STAT100 Assignment 2: Bike sharing
Total: 50 marks
Weight: 10%
Bike sharing systems are a new generation of traditional bike rentals which are now commonplace in capital cities throughout the world. Through these systems, users are able to rent a bike from any rental station and return it to another station in the city. Users may register for a monthly or annual subscription with the bike sharing system or use bicycles on a casual fee-per-use basis. It is estimated that there are over 500 bike-sharing programs around the world. There is great interest in these systems due to the important role they play for traffic, environmental and health issues.
Data has been collected over the years 2011 and 2012 from a bike sharing system in Washington DC, USA on the daily usage of bicycles. A simple random sample of 100 days from this 2 year period will be used for this assignment. The variables in the Bike dataset are:
Date – day/month/year
· Season – winter, spring, summer and autumn
· Year – 2011 or 2012
· Temperature – maximum daily temperature (in degrees Celcius)
· Ambient_Temperature – the “real feel” maximum daily temperature (in degrees Celcius)
· Humidity – average daily percentage humidity
· Windspeed – average daily windspeed (in km/hr)
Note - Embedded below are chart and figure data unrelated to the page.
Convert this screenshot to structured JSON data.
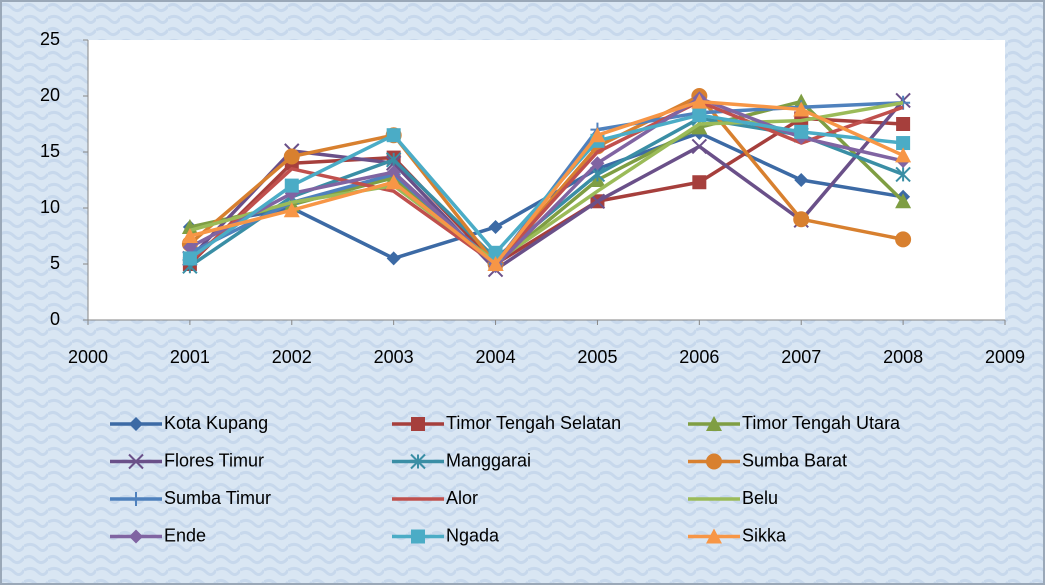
{
  "chart_data": {
    "type": "line",
    "x": [
      2001,
      2002,
      2003,
      2004,
      2005,
      2006,
      2007,
      2008
    ],
    "xlim": [
      2000,
      2009
    ],
    "xticks": [
      2000,
      2001,
      2002,
      2003,
      2004,
      2005,
      2006,
      2007,
      2008,
      2009
    ],
    "ylim": [
      0,
      25
    ],
    "yticks": [
      0,
      5,
      10,
      15,
      20,
      25
    ],
    "legend": "bottom",
    "series": [
      {
        "name": "Kota Kupang",
        "color": "#3c6aa5",
        "marker": "diamond",
        "values": [
          8.3,
          10,
          5.5,
          8.3,
          13.5,
          16.7,
          12.5,
          11
        ]
      },
      {
        "name": "Timor Tengah Selatan",
        "color": "#a63f3c",
        "marker": "square",
        "values": [
          5,
          14,
          14.5,
          5,
          10.6,
          12.3,
          18,
          17.5
        ]
      },
      {
        "name": "Timor Tengah Utara",
        "color": "#7f9e43",
        "marker": "triangle",
        "values": [
          8.3,
          10.3,
          12.7,
          5,
          12.5,
          17.2,
          19.5,
          10.6
        ]
      },
      {
        "name": "Flores Timur",
        "color": "#6a5089",
        "marker": "x",
        "values": [
          5.5,
          15.1,
          14,
          4.5,
          10.6,
          15.5,
          8.9,
          19.6
        ]
      },
      {
        "name": "Manggarai",
        "color": "#3a8ea5",
        "marker": "star",
        "values": [
          4.8,
          11,
          14.3,
          5.5,
          13,
          18,
          16.5,
          13
        ]
      },
      {
        "name": "Sumba Barat",
        "color": "#d8802f",
        "marker": "circle",
        "values": [
          6.8,
          14.6,
          16.5,
          5,
          15.5,
          20,
          9,
          7.2
        ]
      },
      {
        "name": "Sumba Timur",
        "color": "#4f81bd",
        "marker": "plus",
        "values": [
          6,
          10.5,
          13,
          5,
          17,
          18.5,
          19,
          19.4
        ]
      },
      {
        "name": "Alor",
        "color": "#c0504d",
        "marker": "none",
        "values": [
          5.2,
          13.5,
          11.5,
          5,
          15,
          19.5,
          15.8,
          19
        ]
      },
      {
        "name": "Belu",
        "color": "#9bbb59",
        "marker": "none",
        "values": [
          8,
          10.5,
          12,
          5.2,
          11.5,
          17.5,
          17.8,
          19.4
        ]
      },
      {
        "name": "Ende",
        "color": "#8064a2",
        "marker": "diamond",
        "values": [
          6.5,
          11.3,
          13.2,
          4.8,
          14,
          19.8,
          16.3,
          14.2
        ]
      },
      {
        "name": "Ngada",
        "color": "#4bacc6",
        "marker": "square",
        "values": [
          5.5,
          12,
          16.5,
          6,
          16,
          18.3,
          16.8,
          15.8
        ]
      },
      {
        "name": "Sikka",
        "color": "#f79646",
        "marker": "triangle",
        "values": [
          7.5,
          9.8,
          12.3,
          5,
          16.5,
          19.5,
          18.8,
          14.7
        ]
      }
    ]
  }
}
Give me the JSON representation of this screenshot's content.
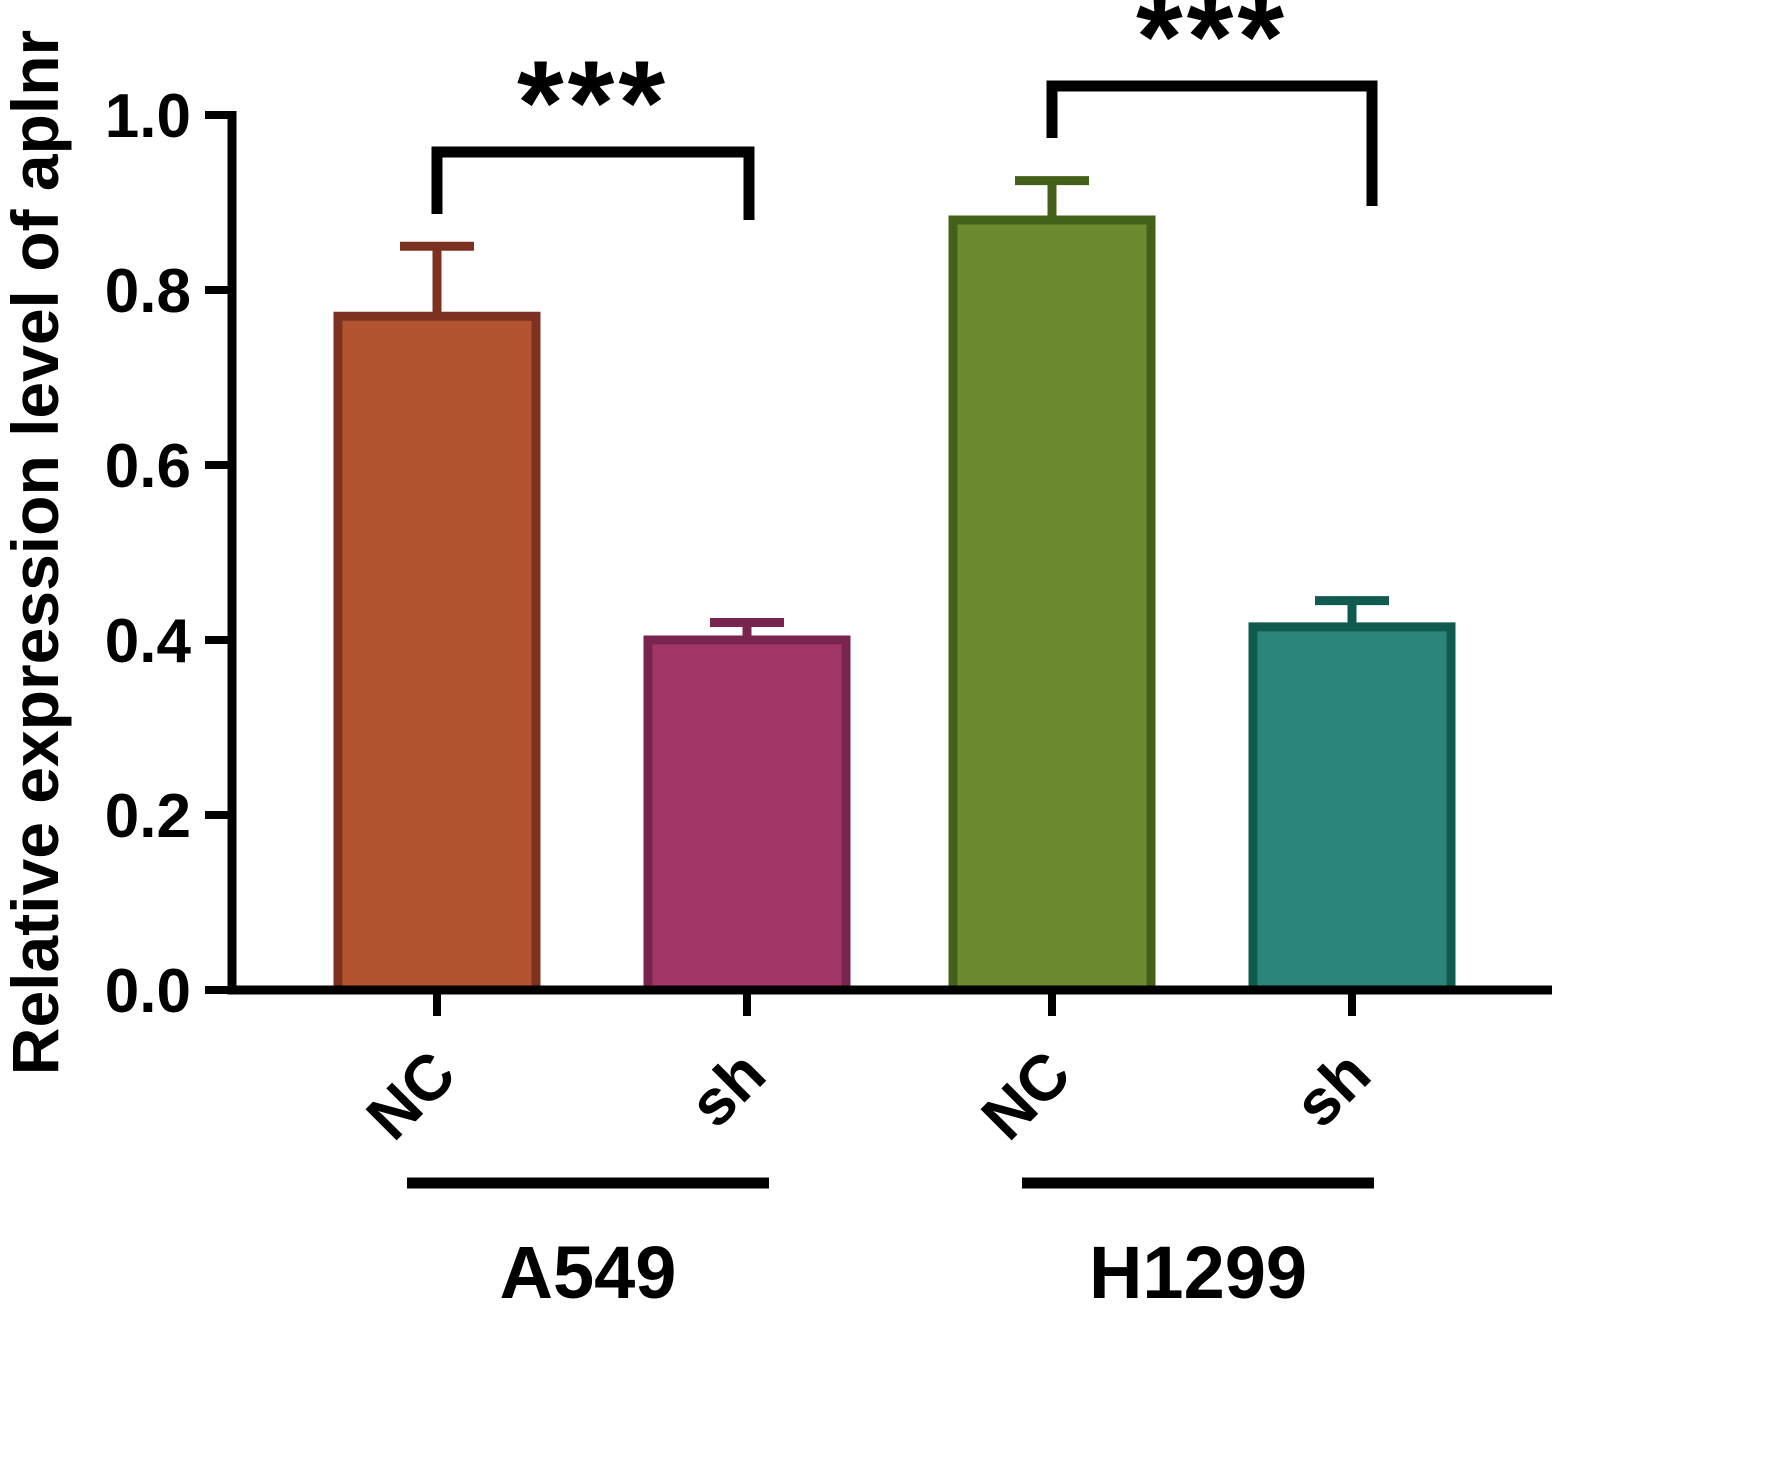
{
  "figure": {
    "background": "#ffffff",
    "axis_color": "#000000"
  },
  "chart_data": {
    "type": "bar",
    "title": "",
    "xlabel": "",
    "ylabel": "Relative expression level of aplnr",
    "ylim": [
      0.0,
      1.0
    ],
    "yticks": [
      0.0,
      0.2,
      0.4,
      0.6,
      0.8,
      1.0
    ],
    "grid": false,
    "legend": "none",
    "groups": [
      {
        "label": "A549",
        "significance": "***",
        "bars": [
          {
            "label": "NC",
            "value": 0.77,
            "error_plus": 0.08,
            "fill": "#B25430",
            "stroke": "#7D3121"
          },
          {
            "label": "sh",
            "value": 0.4,
            "error_plus": 0.02,
            "fill": "#A23767",
            "stroke": "#79244E"
          }
        ]
      },
      {
        "label": "H1299",
        "significance": "***",
        "bars": [
          {
            "label": "NC",
            "value": 0.88,
            "error_plus": 0.045,
            "fill": "#6C8A2F",
            "stroke": "#44611A"
          },
          {
            "label": "sh",
            "value": 0.415,
            "error_plus": 0.03,
            "fill": "#2A8578",
            "stroke": "#115A50"
          }
        ]
      }
    ]
  }
}
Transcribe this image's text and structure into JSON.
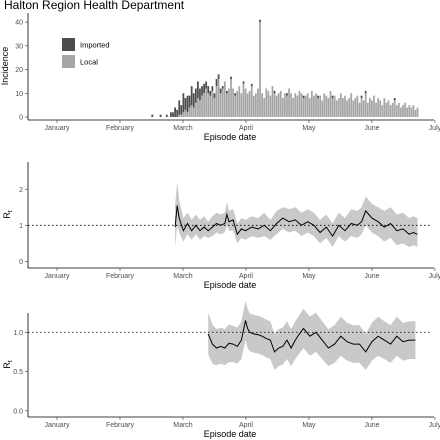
{
  "title": "Halton Region Health Department",
  "colors": {
    "imported": "#4d4d4d",
    "local": "#a6a6a6",
    "ribbon": "#c9c9c9",
    "line": "#000000"
  },
  "chart_data": [
    {
      "type": "bar",
      "stacked": true,
      "xlabel": "Episode date",
      "ylabel": "Incidence",
      "ylim": [
        0,
        43
      ],
      "yticks": [
        0,
        10,
        20,
        30,
        40
      ],
      "x_tick_labels": [
        "January",
        "February",
        "March",
        "April",
        "May",
        "June",
        "July"
      ],
      "x_tick_positions": [
        "2020-01-15",
        "2020-02-15",
        "2020-03-15",
        "2020-04-15",
        "2020-05-15",
        "2020-06-15",
        "2020-07-15"
      ],
      "x_start_date": "2020-01-01",
      "legend": {
        "position": "top-left",
        "entries": [
          "Imported",
          "Local"
        ]
      },
      "series": [
        {
          "name": "Imported",
          "x": [
            "2020-03-01",
            "2020-03-05",
            "2020-03-08",
            "2020-03-10",
            "2020-03-11",
            "2020-03-12",
            "2020-03-13",
            "2020-03-14",
            "2020-03-15",
            "2020-03-16",
            "2020-03-17",
            "2020-03-18",
            "2020-03-19",
            "2020-03-20",
            "2020-03-21",
            "2020-03-22",
            "2020-03-23",
            "2020-03-24",
            "2020-03-25",
            "2020-03-26",
            "2020-03-27",
            "2020-03-28",
            "2020-03-29",
            "2020-03-30",
            "2020-03-31",
            "2020-04-01",
            "2020-04-02",
            "2020-04-03",
            "2020-04-04",
            "2020-04-06",
            "2020-04-08",
            "2020-04-10",
            "2020-04-14",
            "2020-04-18",
            "2020-04-22",
            "2020-04-29",
            "2020-05-05",
            "2020-05-13",
            "2020-05-20",
            "2020-05-27",
            "2020-06-10",
            "2020-06-12",
            "2020-06-26"
          ],
          "values": [
            1,
            1,
            1,
            2,
            2,
            4,
            3,
            6,
            4,
            8,
            5,
            7,
            5,
            8,
            6,
            6,
            7,
            5,
            4,
            4,
            3,
            3,
            2,
            2,
            2,
            3,
            2,
            2,
            1,
            1,
            1,
            1,
            1,
            1,
            1,
            1,
            1,
            1,
            1,
            1,
            1,
            1,
            1
          ]
        },
        {
          "name": "Local",
          "x": [
            "2020-03-01",
            "2020-03-02",
            "2020-03-03",
            "2020-03-04",
            "2020-03-05",
            "2020-03-06",
            "2020-03-07",
            "2020-03-08",
            "2020-03-09",
            "2020-03-10",
            "2020-03-11",
            "2020-03-12",
            "2020-03-13",
            "2020-03-14",
            "2020-03-15",
            "2020-03-16",
            "2020-03-17",
            "2020-03-18",
            "2020-03-19",
            "2020-03-20",
            "2020-03-21",
            "2020-03-22",
            "2020-03-23",
            "2020-03-24",
            "2020-03-25",
            "2020-03-26",
            "2020-03-27",
            "2020-03-28",
            "2020-03-29",
            "2020-03-30",
            "2020-03-31",
            "2020-04-01",
            "2020-04-02",
            "2020-04-03",
            "2020-04-04",
            "2020-04-05",
            "2020-04-06",
            "2020-04-07",
            "2020-04-08",
            "2020-04-09",
            "2020-04-10",
            "2020-04-11",
            "2020-04-12",
            "2020-04-13",
            "2020-04-14",
            "2020-04-15",
            "2020-04-16",
            "2020-04-17",
            "2020-04-18",
            "2020-04-19",
            "2020-04-20",
            "2020-04-21",
            "2020-04-22",
            "2020-04-23",
            "2020-04-24",
            "2020-04-25",
            "2020-04-26",
            "2020-04-27",
            "2020-04-28",
            "2020-04-29",
            "2020-04-30",
            "2020-05-01",
            "2020-05-02",
            "2020-05-03",
            "2020-05-04",
            "2020-05-05",
            "2020-05-06",
            "2020-05-07",
            "2020-05-08",
            "2020-05-09",
            "2020-05-10",
            "2020-05-11",
            "2020-05-12",
            "2020-05-13",
            "2020-05-14",
            "2020-05-15",
            "2020-05-16",
            "2020-05-17",
            "2020-05-18",
            "2020-05-19",
            "2020-05-20",
            "2020-05-21",
            "2020-05-22",
            "2020-05-23",
            "2020-05-24",
            "2020-05-25",
            "2020-05-26",
            "2020-05-27",
            "2020-05-28",
            "2020-05-29",
            "2020-05-30",
            "2020-05-31",
            "2020-06-01",
            "2020-06-02",
            "2020-06-03",
            "2020-06-04",
            "2020-06-05",
            "2020-06-06",
            "2020-06-07",
            "2020-06-08",
            "2020-06-09",
            "2020-06-10",
            "2020-06-11",
            "2020-06-12",
            "2020-06-13",
            "2020-06-14",
            "2020-06-15",
            "2020-06-16",
            "2020-06-17",
            "2020-06-18",
            "2020-06-19",
            "2020-06-20",
            "2020-06-21",
            "2020-06-22",
            "2020-06-23",
            "2020-06-24",
            "2020-06-25",
            "2020-06-26",
            "2020-06-27",
            "2020-06-28",
            "2020-06-29",
            "2020-06-30",
            "2020-07-01",
            "2020-07-02",
            "2020-07-03",
            "2020-07-04",
            "2020-07-05",
            "2020-07-06",
            "2020-07-07"
          ],
          "values": [
            0,
            0,
            0,
            0,
            0,
            0,
            0,
            0,
            0,
            0,
            0,
            0,
            0,
            1,
            1,
            2,
            3,
            2,
            4,
            5,
            4,
            6,
            8,
            7,
            9,
            10,
            12,
            10,
            9,
            11,
            8,
            13,
            16,
            10,
            12,
            15,
            10,
            12,
            16,
            12,
            9,
            11,
            13,
            10,
            14,
            12,
            10,
            11,
            13,
            9,
            10,
            12,
            40,
            10,
            8,
            12,
            11,
            9,
            13,
            10,
            9,
            10,
            11,
            8,
            10,
            9,
            12,
            10,
            8,
            10,
            9,
            11,
            10,
            8,
            9,
            10,
            8,
            11,
            9,
            10,
            8,
            9,
            7,
            10,
            9,
            8,
            11,
            8,
            9,
            7,
            8,
            10,
            8,
            9,
            7,
            8,
            10,
            7,
            8,
            9,
            6,
            8,
            7,
            10,
            6,
            8,
            7,
            9,
            6,
            8,
            7,
            5,
            8,
            6,
            7,
            5,
            6,
            7,
            5,
            6,
            4,
            5,
            6,
            4,
            5,
            4,
            5,
            3,
            4
          ]
        }
      ]
    },
    {
      "type": "line",
      "xlabel": "Episode date",
      "ylabel": "Rt",
      "ylim": [
        -0.1,
        2.7
      ],
      "yticks": [
        0,
        1,
        2
      ],
      "reference_line": 1,
      "x_tick_labels": [
        "January",
        "February",
        "March",
        "April",
        "May",
        "June",
        "July"
      ],
      "series": [
        {
          "name": "Rt",
          "x": [
            "2020-03-12",
            "2020-03-13",
            "2020-03-14",
            "2020-03-16",
            "2020-03-18",
            "2020-03-20",
            "2020-03-22",
            "2020-03-24",
            "2020-03-26",
            "2020-03-28",
            "2020-03-30",
            "2020-04-01",
            "2020-04-03",
            "2020-04-05",
            "2020-04-06",
            "2020-04-07",
            "2020-04-09",
            "2020-04-11",
            "2020-04-13",
            "2020-04-15",
            "2020-04-18",
            "2020-04-21",
            "2020-04-24",
            "2020-04-27",
            "2020-04-30",
            "2020-05-03",
            "2020-05-06",
            "2020-05-09",
            "2020-05-12",
            "2020-05-15",
            "2020-05-18",
            "2020-05-21",
            "2020-05-24",
            "2020-05-27",
            "2020-05-30",
            "2020-06-02",
            "2020-06-05",
            "2020-06-08",
            "2020-06-10",
            "2020-06-12",
            "2020-06-15",
            "2020-06-18",
            "2020-06-21",
            "2020-06-24",
            "2020-06-27",
            "2020-06-30",
            "2020-07-03",
            "2020-07-05",
            "2020-07-07"
          ],
          "values": [
            0.95,
            1.55,
            1.2,
            0.85,
            1.05,
            0.85,
            1.0,
            0.85,
            0.95,
            0.85,
            0.95,
            1.05,
            1.0,
            1.05,
            1.3,
            1.1,
            1.15,
            0.75,
            0.9,
            0.85,
            0.95,
            0.9,
            1.0,
            0.85,
            1.05,
            1.2,
            1.1,
            1.15,
            1.0,
            1.1,
            1.0,
            0.8,
            0.95,
            0.7,
            1.0,
            0.85,
            1.05,
            1.0,
            1.1,
            1.4,
            1.2,
            1.1,
            0.95,
            1.05,
            0.85,
            0.9,
            0.75,
            0.8,
            0.75
          ],
          "lower": [
            0.4,
            1.0,
            0.8,
            0.55,
            0.75,
            0.6,
            0.75,
            0.6,
            0.7,
            0.65,
            0.7,
            0.8,
            0.75,
            0.8,
            1.0,
            0.85,
            0.85,
            0.5,
            0.65,
            0.6,
            0.7,
            0.65,
            0.7,
            0.6,
            0.75,
            0.9,
            0.8,
            0.85,
            0.7,
            0.8,
            0.7,
            0.5,
            0.65,
            0.4,
            0.7,
            0.55,
            0.7,
            0.65,
            0.75,
            1.0,
            0.8,
            0.7,
            0.55,
            0.65,
            0.45,
            0.5,
            0.4,
            0.45,
            0.4
          ],
          "upper": [
            1.55,
            2.2,
            1.7,
            1.2,
            1.35,
            1.15,
            1.3,
            1.15,
            1.25,
            1.1,
            1.25,
            1.35,
            1.3,
            1.35,
            1.65,
            1.4,
            1.45,
            1.05,
            1.2,
            1.15,
            1.25,
            1.2,
            1.35,
            1.15,
            1.4,
            1.5,
            1.45,
            1.5,
            1.35,
            1.45,
            1.35,
            1.15,
            1.3,
            1.05,
            1.35,
            1.2,
            1.45,
            1.4,
            1.5,
            1.8,
            1.6,
            1.5,
            1.4,
            1.5,
            1.3,
            1.35,
            1.2,
            1.25,
            1.2
          ]
        }
      ]
    },
    {
      "type": "line",
      "xlabel": "Episode date",
      "ylabel": "Rt",
      "ylim": [
        -0.04,
        1.22
      ],
      "yticks": [
        0.0,
        0.5,
        1.0
      ],
      "reference_line": 1.0,
      "x_tick_labels": [
        "January",
        "February",
        "March",
        "April",
        "May",
        "June",
        "July"
      ],
      "series": [
        {
          "name": "Rt",
          "x": [
            "2020-03-28",
            "2020-03-30",
            "2020-04-01",
            "2020-04-03",
            "2020-04-05",
            "2020-04-07",
            "2020-04-09",
            "2020-04-11",
            "2020-04-13",
            "2020-04-15",
            "2020-04-16",
            "2020-04-17",
            "2020-04-19",
            "2020-04-21",
            "2020-04-23",
            "2020-04-25",
            "2020-04-27",
            "2020-04-29",
            "2020-05-01",
            "2020-05-03",
            "2020-05-05",
            "2020-05-07",
            "2020-05-09",
            "2020-05-11",
            "2020-05-13",
            "2020-05-16",
            "2020-05-19",
            "2020-05-22",
            "2020-05-25",
            "2020-05-28",
            "2020-05-31",
            "2020-06-03",
            "2020-06-06",
            "2020-06-09",
            "2020-06-12",
            "2020-06-15",
            "2020-06-18",
            "2020-06-21",
            "2020-06-24",
            "2020-06-27",
            "2020-06-30",
            "2020-07-03",
            "2020-07-06"
          ],
          "values": [
            0.98,
            0.85,
            0.8,
            0.82,
            0.8,
            0.86,
            0.85,
            0.82,
            0.9,
            1.15,
            1.05,
            1.0,
            0.98,
            0.97,
            0.95,
            0.92,
            0.9,
            0.75,
            0.8,
            0.82,
            0.9,
            0.8,
            0.9,
            0.98,
            1.05,
            0.95,
            1.0,
            0.9,
            0.8,
            0.85,
            0.95,
            0.88,
            0.85,
            0.85,
            0.75,
            0.88,
            0.95,
            0.9,
            0.85,
            0.95,
            0.88,
            0.9,
            0.9
          ],
          "lower": [
            0.72,
            0.6,
            0.58,
            0.6,
            0.58,
            0.62,
            0.62,
            0.6,
            0.66,
            0.9,
            0.8,
            0.76,
            0.74,
            0.73,
            0.71,
            0.68,
            0.66,
            0.52,
            0.57,
            0.59,
            0.66,
            0.57,
            0.66,
            0.73,
            0.8,
            0.7,
            0.75,
            0.66,
            0.57,
            0.61,
            0.7,
            0.64,
            0.61,
            0.61,
            0.52,
            0.64,
            0.7,
            0.66,
            0.61,
            0.7,
            0.64,
            0.66,
            0.66
          ],
          "upper": [
            1.25,
            1.1,
            1.04,
            1.06,
            1.04,
            1.1,
            1.08,
            1.06,
            1.14,
            1.4,
            1.3,
            1.24,
            1.22,
            1.21,
            1.19,
            1.16,
            1.14,
            0.98,
            1.04,
            1.06,
            1.14,
            1.04,
            1.14,
            1.22,
            1.3,
            1.2,
            1.25,
            1.14,
            1.04,
            1.09,
            1.2,
            1.12,
            1.09,
            1.09,
            0.98,
            1.12,
            1.2,
            1.14,
            1.09,
            1.2,
            1.12,
            1.14,
            1.14
          ]
        }
      ]
    }
  ]
}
· Registered – the numbers of registered subscription users for the day
· Casual – the number of casual fee-per-use users for the day
· Total – the total number of registered and casual users for the day
You have been asked by the bike sharing company to use appropriate statistical methods to answer the following questions:
(1) What is relationship between the number of casual users and the number of registered users? Use a simple linear regression to describe and test whether this relationship is significant. [15 marks]
(2) Choose an appropriate statistical test to answer: Is there a difference in the total number of users between 2011 and 2012? If so, in which year was bike use higher and is this difference significant? [15 marks]
(3) Choose an appropriate statistical test to answer: Does the total number of users vary across the four seasons? Which season/s differ from the other seasons? [15 marks]
Overall presentation [5 marks] – See below for more details.
For EACH of the three questions listed above you need to:
(i) State the appropriate null and alternative hypotheses for the question listed. Provide both the written form and mathematical notation where appropriate.
(ii) Provide a useful and well-presented graphic of the data being examined by this question1. Make sure that this plot relates to the hypotheses that you’ve listed in (i). In addition, provide both a title for the graphic as well as a brief description of the plot in relation to the hypotheses listed in (i).
(iii) Identify which statistical test is the most appropriate to use. Verify and provide adequate support that the conditions are suitable for undertaking the proposed statistical test.
(iv) Calculate and present all relevant test statistics. If you include RStudio output in this section please follow presentation guidelines below.
(v) Briefly discuss and interpret your findings for this question. Be sure to refer to the hypotheses that were under investigation as well as any relevant calculated values from your RStudio output such as test statistics, summary statistics, p-values, degrees of freedom, and, confidence intervals.
· Place your name and student number at the top of the first page of your assignment.
· Only include relevant output from RStudio.
· Give a concise interpretation of your results and an informative conclusion in plain English. Use complete sentences when writing up your results. Spell check and proof-read your work.
· Correct notation is required – use the equation editor in WORD to insert symbols.
· Where algebraic symbols are required, accompany them with an explanation of what they stand for.
· Algebraic expressions for probabilities or equations are set out formally and exactly. Items are linked by ‘=’ only if they are equal.
· Label (e.g., Figure 1) and explain all plots – what information is available from the plots? Figure labels and captions go below each figure.
· Make sure that any tables and R output have a title and that columns are aligned. Table labels and captions go above each table.
1 If appropriate, the graphic produced in (ii) for each question may be referred to when verifying the statistical test conditions in (iii).